Kerja sama dengan Waymo telah memungkinkan Uber meluncurkan layanan kendaraan otonom di beberapa kota.
Analisis pasar menunjukkan ketidakpastian di masa depan, dengan risiko dari perusahaan besar yang mendominasi industri kendaraan otonom.
Uber sedang mengeksplorasi berbagai cara untuk memperkuat posisinya dalam bisnis kendaraan otonom, termasuk kemungkinan berinvestasi dalam Pony.ai bersama co-founder mereka, Travis Kalanick. Pony.ai merupakan perusahaan yang memiliki izin operasional robotaxi di Amerika dan China.
Uber sudah mulai menjalankan layanan kendaraan otonom pertama mereka di Atlanta lewat kemitraan dengan Waymo, anak usaha Alphabet. Di Austin, sekitar 100 kendaraan Waymo sudah tersedia di platform Uber, yang menunjukkan komitmen Uber untuk menghadirkan teknologi terbaru dalam layanan mereka.

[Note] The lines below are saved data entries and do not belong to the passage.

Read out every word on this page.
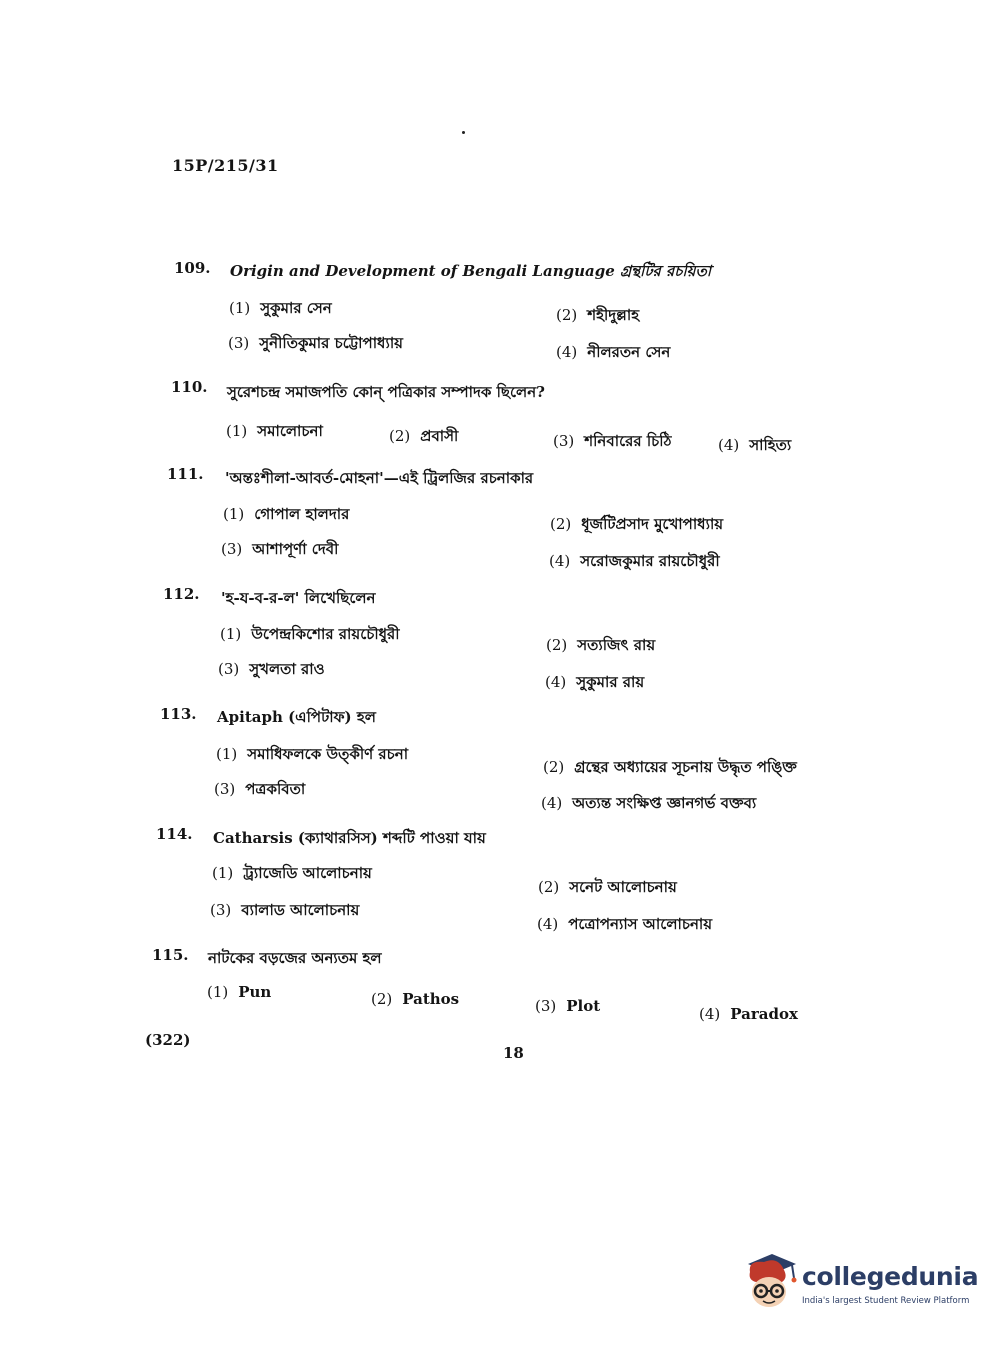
15P/215/31
109. Origin and Development of Bengali Language গ্রন্থটির রচয়িতা
(1) সুকুমার সেন	(2) শহীদুল্লাহ
(3) সুনীতিকুমার চট্টোপাধ্যায়	(4) নীলরতন সেন
110. সুরেশচন্দ্র সমাজপতি কোন্ পত্রিকার সম্পাদক ছিলেন?
(1) সমালোচনা	(2) প্রবাসী	(3) শনিবারের চিঠি	(4) সাহিত্য
111. 'অন্তঃশীলা-আবর্ত-মোহনা'—এই ট্রিলজির রচনাকার
(1) গোপাল হালদার
(2) ধূর্জটিপ্রসাদ মুখোপাধ্যায়
(3) আশাপূর্ণা দেবী
(4) সরোজকুমার রায়চৌধুরী
112. 'হ-য-ব-র-ল' লিখেছিলেন
(1) উপেন্দ্রকিশোর রায়চৌধুরী
(2) সত্যজিৎ রায়
(3) সুখলতা রাও
(4) সুকুমার রায়
113. Apitaph (এপিটাফ) হল
(1) সমাধিফলকে উত্কীর্ণ রচনা
(2) গ্রন্থের অধ্যায়ের সূচনায় উদ্ধৃত পঙ্ক্তি
(3) পত্রকবিতা
(4) অত্যন্ত সংক্ষিপ্ত জ্ঞানগর্ভ বক্তব্য
114. Catharsis (ক্যাথারসিস) শব্দটি পাওয়া যায়
(1) ট্র্যাজেডি আলোচনায়
(2) সনেট আলোচনায়
(3) ব্যালাড আলোচনায়
(4) পত্রোপন্যাস আলোচনায়
115. নাটকের বড়জের অন্যতম হল
(1) Pun	(2) Pathos	(3) Plot	(4) Paradox
(322)
18
collegedunia
India's largest Student Review Platform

Tesla juga baru meluncurkan layanan Robotaxi di Austin namun dengan cakupan terbatas dan ditemani sopir keamanan. Ini menunjukkan persaingan ketat di pasar kendaraan otonom yang masih terus berkembang dan mendapat respon beragam dari publik.

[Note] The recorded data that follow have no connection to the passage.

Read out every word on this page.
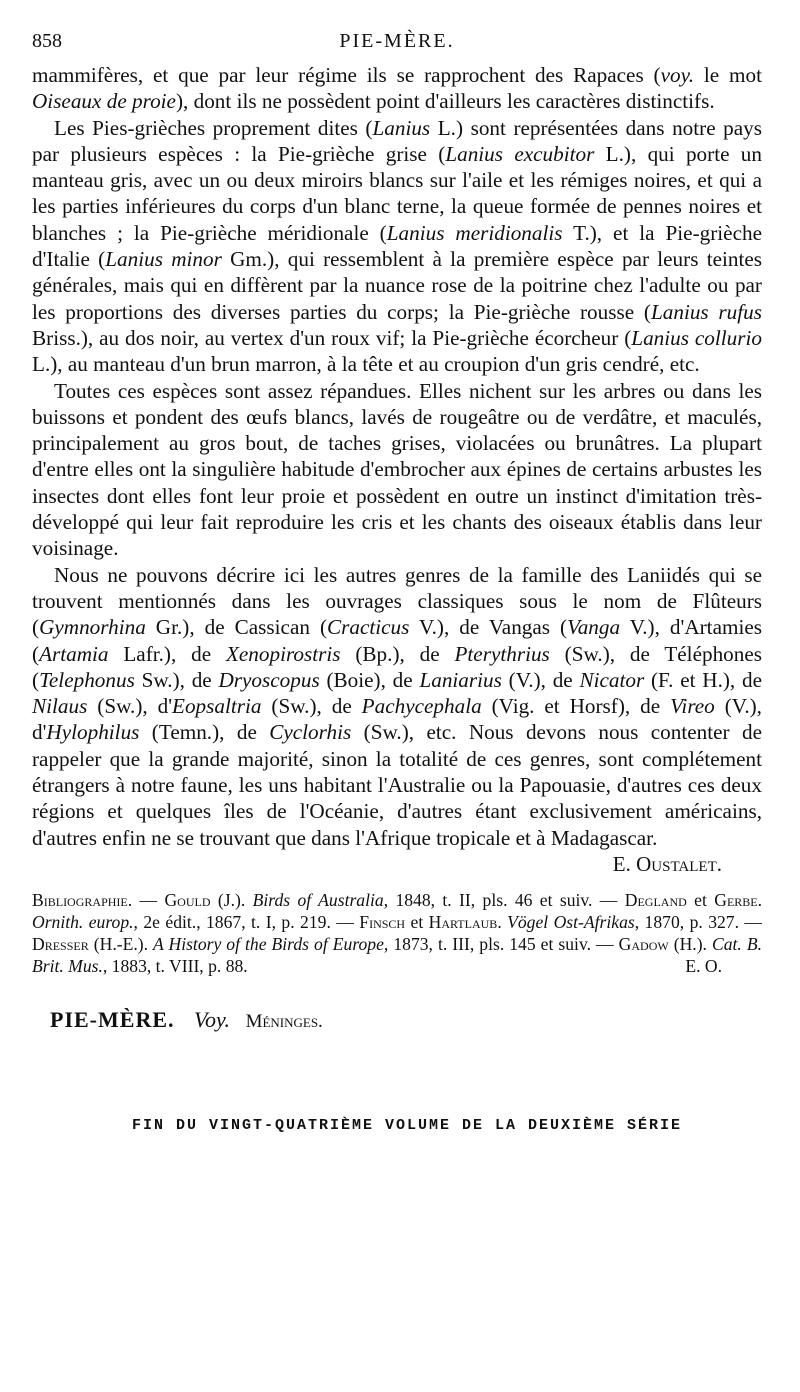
858	PIE-MÈRE.

mammifères, et que par leur régime ils se rapprochent des Rapaces (voy. le mot Oiseaux de proie), dont ils ne possèdent point d'ailleurs les caractères distinctifs.

Les Pies-grièches proprement dites (Lanius L.) sont représentées dans notre pays par plusieurs espèces : la Pie-grièche grise (Lanius excubitor L.), qui porte un manteau gris, avec un ou deux miroirs blancs sur l'aile et les rémiges noires, et qui a les parties inférieures du corps d'un blanc terne, la queue formée de pennes noires et blanches ; la Pie-grièche méridionale (Lanius meridionalis T.), et la Pie-grièche d'Italie (Lanius minor Gm.), qui ressemblent à la première espèce par leurs teintes générales, mais qui en diffèrent par la nuance rose de la poitrine chez l'adulte ou par les proportions des diverses parties du corps; la Pie-grièche rousse (Lanius rufus Briss.), au dos noir, au vertex d'un roux vif; la Pie-grièche écorcheur (Lanius collurio L.), au manteau d'un brun marron, à la tête et au croupion d'un gris cendré, etc.

Toutes ces espèces sont assez répandues. Elles nichent sur les arbres ou dans les buissons et pondent des œufs blancs, lavés de rougeâtre ou de verdâtre, et maculés, principalement au gros bout, de taches grises, violacées ou brunâtres. La plupart d'entre elles ont la singulière habitude d'embrocher aux épines de certains arbustes les insectes dont elles font leur proie et possèdent en outre un instinct d'imitation très-développé qui leur fait reproduire les cris et les chants des oiseaux établis dans leur voisinage.

Nous ne pouvons décrire ici les autres genres de la famille des Laniidés qui se trouvent mentionnés dans les ouvrages classiques sous le nom de Flûteurs (Gymnorhina Gr.), de Cassican (Cracticus V.), de Vangas (Vanga V.), d'Artamies (Artamia Lafr.), de Xenopirostris (Bp.), de Pterythrius (Sw.), de Téléphones (Telephonus Sw.), de Dryoscopus (Boie), de Laniarius (V.), de Nicator (F. et H.), de Nilaus (Sw.), d'Eopsaltria (Sw.), de Pachycephala (Vig. et Horsf), de Vireo (V.), d'Hylophilus (Temn.), de Cyclorhis (Sw.), etc. Nous devons nous contenter de rappeler que la grande majorité, sinon la totalité de ces genres, sont complétement étrangers à notre faune, les uns habitant l'Australie ou la Papouasie, d'autres ces deux régions et quelques îles de l'Océanie, d'autres étant exclusivement américains, d'autres enfin ne se trouvant que dans l'Afrique tropicale et à Madagascar.

E. Oustalet.
Bibliographie. — Gould (J.). Birds of Australia, 1848, t. II, pls. 46 et suiv. — Degland et Gerbe. Ornith. europ., 2e édit., 1867, t. I, p. 219. — Finsch et Hartlaub. Vögel Ost-Afrikas, 1870, p. 327. — Dresser (H.-E.). A History of the Birds of Europe, 1873, t. III, pls. 145 et suiv. — Gadow (H.). Cat. B. Brit. Mus., 1883, t. VIII, p. 88.	E. O.
PIE-MÈRE. Voy. Méninges.
FIN DU VINGT-QUATRIÈME VOLUME DE LA DEUXIÈME SÉRIE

Para analis saham memberikan pandangan berbeda mengenai prospek Uber. Canaccord menurunkan target harga saham Uber karena adanya risiko gangguan besar dari dominasi pemain kendaraan otonom lain, sementara Cantor Fitzgerald memberikan rating tinggi dan optimis melihat potensi pertumbuhan bisnis mobilitas Uber.
Publik masih punya kecemasan terkait keamanan kendaraan otonom, dengan hanya sebagian kecil pengendara Amerika yang percaya dan nyaman menaiki robotaxi. Selain itu, penolakan sosial juga muncul, contohnya aksi pembakaran robotaxi Waymo dalam protes di Los Angeles.